SAN FRANCISCO (KGO) — The Bay Area has long had one of the most competitive and expensive rental markets in the country and it’s even more difficult for Black renters to sign a lease in the city, according to a new study.
“If you don’t get a response you have no way of accessing that property,” said Peter Christensen, assistant professor in the Department of Agricultural and Consumer Economics at the University of Illinois.
Christensen is one of the authors of a new study from the National Bureau of Economic Research that found Black and Hispanic/Latino renters in America’s 50 largest cities are less likely to hear back from rental properties than White renters.
“In almost all of the markets, both African American and Latinx renters received systematically lower response rates to inquiries to the same properties than White renters,” he said.
According to the study, Black renters in San Francisco faced the sixth worst response rate in the country in the experiment conducted over the course of nine months in 2021.
“Discriminatory behavior that is affecting housing access of African American households is pretty strong in San Francisco,” Chistensen added.
A team of computer scientists and economists used online applications to submit inquiries to thousands of apartment and home rental listings nationwide.
Researchers employed software bots assuming fictitious names associated with Black, Hispanic/Latino, and white racial groups to measure the differences in response rates.
The information provided excluded income and family status.
“All of the differences are driven by racialized perceptions on the basis of the names of fictitious individuals making inquiries,” said Christensen.
Cities with higher percentages of segregation ultimately had greater rates of discriminatory behavior.
“We can’t disentangle and say segregation itself is the cause of discrimination, because housing discrimination is also reinforcing segregation,” he said.
A 2018 publication on racial segregation by U.C. Berkeley’s Othering and Belonging Institute found “The San Francisco Bay Area, like most of the United States, is deeply segregated. The Bay Area is visibly segregated at the regional, county, metropolitan, municipal, and neighborhood levels. Each of the nine counties as well as the two major “Metropolitan Statistical Areas” is marked by high levels of racial segregation.”
“It’s pretty shocking that San Francisco is in the top six. In the Bay Area we like to think of ourselves as being more progressive and more open to equal housing opportunity,” said Caroline Peattie, executive director of the Fair Housing Advocates of Northern California (FHANC).
FHANC is a fair housing advocacy group serving the North Bay, the organization regularly investigates complaints of rental discrimination.
The findings from this new national study mirrors the claims Peattie has investigated the last two decades.
“What’s clear is that there is so much stereotyping going on. Sometimes it’s conscious, sometimes it’s not so conscious,” she said.
Peattie added rental discrimination comes in many forms and can happen at any point in the process.

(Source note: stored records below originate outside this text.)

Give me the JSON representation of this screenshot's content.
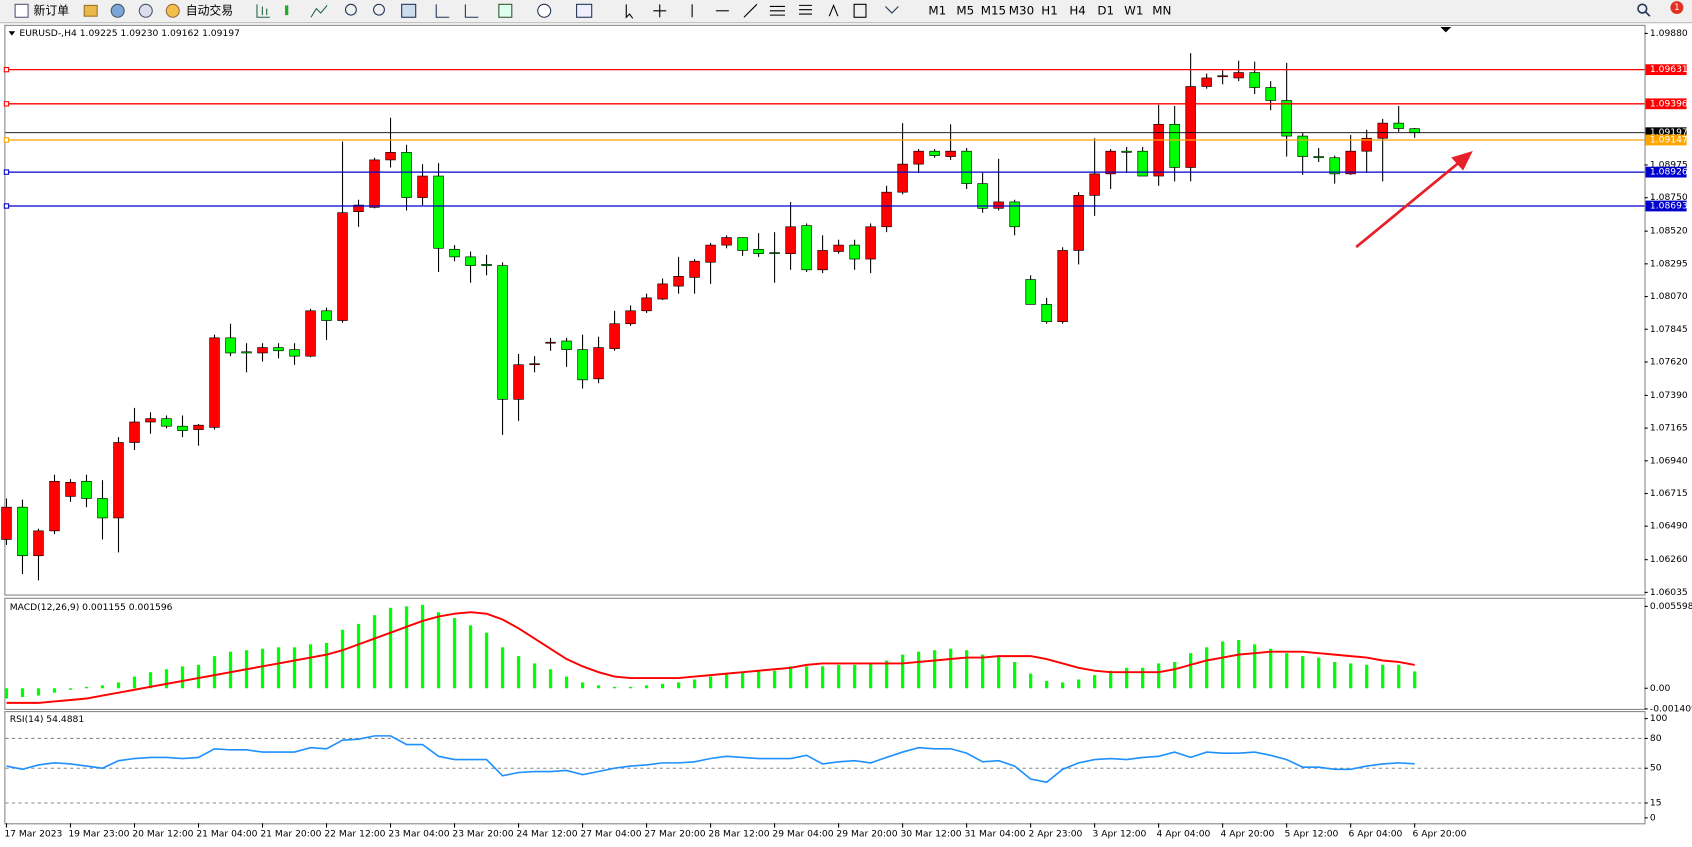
{
  "toolbar": {
    "new_order": "新订单",
    "auto_trading": "自动交易",
    "timeframes": [
      "M1",
      "M5",
      "M15",
      "M30",
      "H1",
      "H4",
      "D1",
      "W1",
      "MN"
    ]
  },
  "notification_count": "1",
  "chart_data": [
    {
      "type": "candlestick",
      "title": "EURUSD-,H4  1.09225 1.09230 1.09162 1.09197",
      "categories": [
        "17 Mar 2023",
        null,
        null,
        null,
        "19 Mar 23:00",
        null,
        null,
        null,
        "20 Mar 12:00",
        null,
        null,
        null,
        "21 Mar 04:00",
        null,
        null,
        null,
        "21 Mar 20:00",
        null,
        null,
        null,
        "22 Mar 12:00",
        null,
        null,
        null,
        "23 Mar 04:00",
        null,
        null,
        null,
        "23 Mar 20:00",
        null,
        null,
        null,
        "24 Mar 12:00",
        null,
        null,
        null,
        "27 Mar 04:00",
        null,
        null,
        null,
        "27 Mar 20:00",
        null,
        null,
        null,
        "28 Mar 12:00",
        null,
        null,
        null,
        "29 Mar 04:00",
        null,
        null,
        null,
        "29 Mar 20:00",
        null,
        null,
        null,
        "30 Mar 12:00",
        null,
        null,
        null,
        "31 Mar 04:00",
        null,
        null,
        null,
        "2 Apr 23:00",
        null,
        null,
        null,
        "3 Apr 12:00",
        null,
        null,
        null,
        "4 Apr 04:00",
        null,
        null,
        null,
        "4 Apr 20:00",
        null,
        null,
        null,
        "5 Apr 12:00",
        null,
        null,
        null,
        "6 Apr 04:00",
        null,
        null,
        null,
        "6 Apr 20:00"
      ],
      "open": [
        1.06399,
        1.06621,
        1.06287,
        1.06458,
        1.06695,
        1.06799,
        1.06681,
        1.06547,
        1.07066,
        1.07207,
        1.0723,
        1.07178,
        1.07155,
        1.0717,
        1.07786,
        1.0769,
        1.07682,
        1.07719,
        1.07705,
        1.0766,
        1.07972,
        1.07905,
        1.08654,
        1.08684,
        1.0901,
        1.09062,
        1.08751,
        1.08899,
        1.08395,
        1.08343,
        1.08291,
        1.08283,
        1.07363,
        1.07601,
        1.07749,
        1.07764,
        1.07705,
        1.07504,
        1.07712,
        1.07883,
        1.07972,
        1.08053,
        1.08142,
        1.08202,
        1.08306,
        1.08424,
        1.08476,
        1.08395,
        1.08372,
        1.08365,
        1.08558,
        1.08254,
        1.0838,
        1.08424,
        1.08328,
        1.0855,
        1.08788,
        1.08981,
        1.0907,
        1.09033,
        1.0907,
        1.08847,
        1.08677,
        1.08721,
        1.08187,
        1.08016,
        1.07897,
        1.08387,
        1.08766,
        1.08914,
        1.0907,
        1.0907,
        1.08899,
        1.09255,
        1.08958,
        1.09515,
        1.09582,
        1.09574,
        1.09611,
        1.09508,
        1.09419,
        1.09174,
        1.09033,
        1.09025,
        1.08914,
        1.0907,
        1.09159,
        1.09263,
        1.09225
      ],
      "high": [
        1.06681,
        1.06673,
        1.06473,
        1.06844,
        1.06814,
        1.06844,
        1.06807,
        1.07103,
        1.07304,
        1.07274,
        1.07252,
        1.07252,
        1.07193,
        1.07808,
        1.07883,
        1.07749,
        1.07749,
        1.07749,
        1.07749,
        1.07986,
        1.07994,
        1.09137,
        1.08736,
        1.09025,
        1.093,
        1.09114,
        1.08981,
        1.08988,
        1.08424,
        1.0838,
        1.08357,
        1.08306,
        1.07675,
        1.0766,
        1.07786,
        1.07786,
        1.07808,
        1.07794,
        1.07972,
        1.08009,
        1.0809,
        1.08194,
        1.08343,
        1.08328,
        1.08439,
        1.08491,
        1.08476,
        1.08506,
        1.08513,
        1.08721,
        1.08573,
        1.08491,
        1.08461,
        1.08461,
        1.08573,
        1.08832,
        1.09263,
        1.09085,
        1.09085,
        1.09255,
        1.09092,
        1.08921,
        1.09018,
        1.08736,
        1.08216,
        1.08061,
        1.08409,
        1.08788,
        1.09159,
        1.09085,
        1.09099,
        1.09099,
        1.09389,
        1.09381,
        1.09745,
        1.09604,
        1.09626,
        1.09693,
        1.09686,
        1.09552,
        1.09678,
        1.09196,
        1.09092,
        1.0904,
        1.09181,
        1.09218,
        1.09292,
        1.09381,
        1.0923
      ],
      "low": [
        1.06361,
        1.06161,
        1.06117,
        1.06436,
        1.06658,
        1.06621,
        1.06399,
        1.0631,
        1.07014,
        1.07126,
        1.07163,
        1.07103,
        1.07044,
        1.07155,
        1.0766,
        1.07549,
        1.07623,
        1.07645,
        1.07601,
        1.07653,
        1.07771,
        1.0789,
        1.0855,
        1.08677,
        1.08958,
        1.08662,
        1.08699,
        1.08239,
        1.08313,
        1.08165,
        1.08216,
        1.07118,
        1.07215,
        1.07549,
        1.07697,
        1.07586,
        1.07437,
        1.07474,
        1.07697,
        1.07868,
        1.07957,
        1.08046,
        1.0809,
        1.0809,
        1.08157,
        1.08402,
        1.0835,
        1.08343,
        1.08165,
        1.08254,
        1.08239,
        1.08231,
        1.08365,
        1.08254,
        1.08231,
        1.08513,
        1.08773,
        1.08921,
        1.09025,
        1.0901,
        1.0881,
        1.08647,
        1.08662,
        1.08491,
        1.08016,
        1.07883,
        1.07883,
        1.08291,
        1.08625,
        1.0881,
        1.08921,
        1.08899,
        1.08832,
        1.08862,
        1.08862,
        1.095,
        1.0953,
        1.09552,
        1.09463,
        1.09352,
        1.09033,
        1.08907,
        1.08996,
        1.08847,
        1.08907,
        1.08921,
        1.08862,
        1.09203,
        1.09162
      ],
      "close": [
        1.06621,
        1.06287,
        1.06458,
        1.06799,
        1.06792,
        1.06681,
        1.06547,
        1.07066,
        1.07207,
        1.0723,
        1.07178,
        1.07148,
        1.07185,
        1.07786,
        1.07682,
        1.07682,
        1.07719,
        1.07697,
        1.0766,
        1.07972,
        1.07905,
        1.08647,
        1.08699,
        1.0901,
        1.09062,
        1.08751,
        1.08899,
        1.08402,
        1.08343,
        1.08283,
        1.08283,
        1.07363,
        1.07601,
        1.07608,
        1.07756,
        1.07705,
        1.07497,
        1.07719,
        1.07883,
        1.07972,
        1.08061,
        1.08157,
        1.08209,
        1.08313,
        1.08424,
        1.08476,
        1.08387,
        1.08365,
        1.08365,
        1.0855,
        1.08254,
        1.08387,
        1.08424,
        1.08328,
        1.0855,
        1.08788,
        1.08981,
        1.0907,
        1.0904,
        1.0907,
        1.08847,
        1.08677,
        1.08721,
        1.0855,
        1.08016,
        1.07897,
        1.08387,
        1.08766,
        1.08914,
        1.0907,
        1.09062,
        1.08899,
        1.09255,
        1.08958,
        1.09515,
        1.09574,
        1.09589,
        1.09611,
        1.09508,
        1.09419,
        1.09174,
        1.09033,
        1.09025,
        1.08914,
        1.0907,
        1.09159,
        1.09263,
        1.09226,
        1.09197
      ],
      "up_color": "#ff0000",
      "down_color": "#00ff00",
      "ylim": [
        1.06035,
        1.0988
      ],
      "yticks": [
        {
          "value": 1.0988,
          "label": "1.09880"
        },
        1.08975,
        {
          "value": 1.0875,
          "label": "1.08750"
        },
        {
          "value": 1.0852,
          "label": "1.08520"
        },
        1.08295,
        {
          "value": 1.0807,
          "label": "1.08070"
        },
        1.07845,
        {
          "value": 1.0762,
          "label": "1.07620"
        },
        {
          "value": 1.0739,
          "label": "1.07390"
        },
        1.07165,
        {
          "value": 1.0694,
          "label": "1.06940"
        },
        1.06715,
        {
          "value": 1.0649,
          "label": "1.06490"
        },
        {
          "value": 1.0626,
          "label": "1.06260"
        },
        1.06035
      ],
      "hlines": [
        {
          "value": 1.09631,
          "color": "#ff0000"
        },
        {
          "value": 1.09396,
          "color": "#ff0000"
        },
        {
          "value": 1.09147,
          "color": "#ffa500"
        },
        {
          "value": 1.08926,
          "color": "#0000cc"
        },
        {
          "value": 1.08693,
          "color": "#0000cc"
        }
      ]
    },
    {
      "type": "macd",
      "title": "MACD(12,26,9) 0.001155 0.001596",
      "histogram": [
        -0.0007,
        -0.0006,
        -0.0005,
        -0.0003,
        -0.0001,
        0.0001,
        0.0002,
        0.0004,
        0.0008,
        0.0011,
        0.0013,
        0.0015,
        0.0016,
        0.0022,
        0.0025,
        0.0026,
        0.0027,
        0.0028,
        0.0028,
        0.003,
        0.0031,
        0.004,
        0.0044,
        0.005,
        0.0055,
        0.0056,
        0.0057,
        0.0052,
        0.0048,
        0.0043,
        0.0038,
        0.0028,
        0.0022,
        0.0017,
        0.0013,
        0.0008,
        0.0004,
        0.0002,
        0.0001,
        0.0001,
        0.0002,
        0.0003,
        0.0004,
        0.0006,
        0.0008,
        0.001,
        0.0011,
        0.0012,
        0.0012,
        0.0015,
        0.0015,
        0.0015,
        0.0016,
        0.0016,
        0.0017,
        0.0019,
        0.0023,
        0.0025,
        0.0026,
        0.0027,
        0.0026,
        0.0023,
        0.0022,
        0.0018,
        0.001,
        0.0005,
        0.0004,
        0.0006,
        0.0009,
        0.0012,
        0.0014,
        0.0014,
        0.0017,
        0.0018,
        0.0024,
        0.0028,
        0.0032,
        0.0033,
        0.003,
        0.0027,
        0.0024,
        0.0022,
        0.0021,
        0.0018,
        0.0017,
        0.0016,
        0.0016,
        0.0016,
        0.001155
      ],
      "signal": [
        -0.001,
        -0.001,
        -0.001,
        -0.0009,
        -0.0008,
        -0.0007,
        -0.0005,
        -0.0003,
        -0.0001,
        0.0001,
        0.0003,
        0.0005,
        0.0007,
        0.0009,
        0.0011,
        0.0013,
        0.0015,
        0.0017,
        0.0019,
        0.0021,
        0.0023,
        0.0026,
        0.003,
        0.0034,
        0.0038,
        0.0042,
        0.0046,
        0.0049,
        0.0051,
        0.0052,
        0.0051,
        0.0047,
        0.0041,
        0.0034,
        0.0027,
        0.002,
        0.0015,
        0.0011,
        0.0008,
        0.0007,
        0.0007,
        0.0007,
        0.0007,
        0.0008,
        0.0009,
        0.001,
        0.0011,
        0.0012,
        0.0013,
        0.0014,
        0.0016,
        0.0017,
        0.0017,
        0.0017,
        0.0017,
        0.0017,
        0.0017,
        0.0018,
        0.0019,
        0.002,
        0.0021,
        0.0021,
        0.0022,
        0.0022,
        0.0022,
        0.002,
        0.0017,
        0.0014,
        0.0012,
        0.0011,
        0.0011,
        0.0011,
        0.0011,
        0.0013,
        0.0016,
        0.0019,
        0.0021,
        0.0023,
        0.0024,
        0.0025,
        0.0025,
        0.0025,
        0.0024,
        0.0023,
        0.0022,
        0.0021,
        0.0019,
        0.0018,
        0.001596
      ],
      "histogram_color": "#00ff00",
      "signal_color": "#ff0000",
      "ylim": [
        -0.001409,
        0.005598
      ],
      "yticks": [
        0.005598,
        {
          "value": 0,
          "label": "0.00"
        },
        -0.001409
      ]
    },
    {
      "type": "line",
      "title": "RSI(14) 54.4881",
      "values": [
        52.2,
        48.9,
        53.3,
        55.4,
        54.3,
        52.2,
        50.0,
        57.6,
        59.8,
        60.9,
        60.9,
        59.8,
        60.9,
        69.6,
        68.5,
        68.5,
        66.3,
        66.3,
        66.3,
        70.7,
        69.6,
        78.3,
        79.3,
        82.6,
        82.6,
        73.9,
        73.9,
        62.0,
        58.7,
        58.7,
        58.7,
        42.4,
        45.7,
        46.7,
        46.7,
        47.8,
        43.5,
        46.7,
        50.0,
        52.2,
        53.3,
        55.4,
        55.4,
        56.5,
        59.8,
        62.0,
        60.9,
        59.8,
        59.8,
        59.8,
        63.0,
        54.3,
        56.5,
        57.6,
        55.4,
        60.9,
        66.3,
        70.7,
        69.6,
        69.6,
        65.2,
        56.5,
        57.6,
        52.2,
        39.1,
        35.9,
        48.9,
        55.4,
        58.7,
        59.8,
        58.7,
        60.9,
        62.0,
        66.3,
        60.9,
        66.3,
        65.2,
        65.2,
        66.3,
        63.0,
        58.7,
        51.1,
        51.1,
        48.9,
        48.9,
        52.2,
        54.3,
        55.4,
        54.4881
      ],
      "color": "#1e90ff",
      "ylim": [
        0,
        100
      ],
      "yticks": [
        100,
        80,
        50,
        15,
        0
      ]
    }
  ]
}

“How long it takes for a housing provider to call back. If they’re calling back at all, and what’s being communicated about the availability of one or more units, and the terms and conditions of the application process. If a white renter is given the opportunity to view and apply earlier, that gives them the greater advantage or opportunity to rent the unit,” said Peattie.
The nonprofits are equipped to run rental testing investigations that collect evidence often necessary when filing complaints with the California Department of Fair Employment and Housing and the department of Housing and Urban Development at the federal level.
FHANC regularly performs two types of testing: complaint-based testing and audit or systemic testing.
Complaint-based testing occurs when a renter believes they have been discriminated on the basis of protected class (i.e. race/ethnicity, color, national origin, sexual orientation, gender, maritial status, age, disability, etc.) and seek to file a complaint. The nonprofit then sends a tester outside of the protected class in question to the same property in a timely manner to rent the same listing to see if they will face the same treatment.
Systemic testing is used to broadly determine compliance with fair housing laws.
Complaints can result in compensations or an injunction to allow the discriminated renter to move into the sought-after property.
Christen hopes the study will lead to changes in how housing market platforms operate.
“How can these platforms be designed in ways that reduce or ideally eliminate discriminatory behavior,” he said.
If you believe you have faced rental discrimination, Peattie recommends you call your local fair housing agency immediately.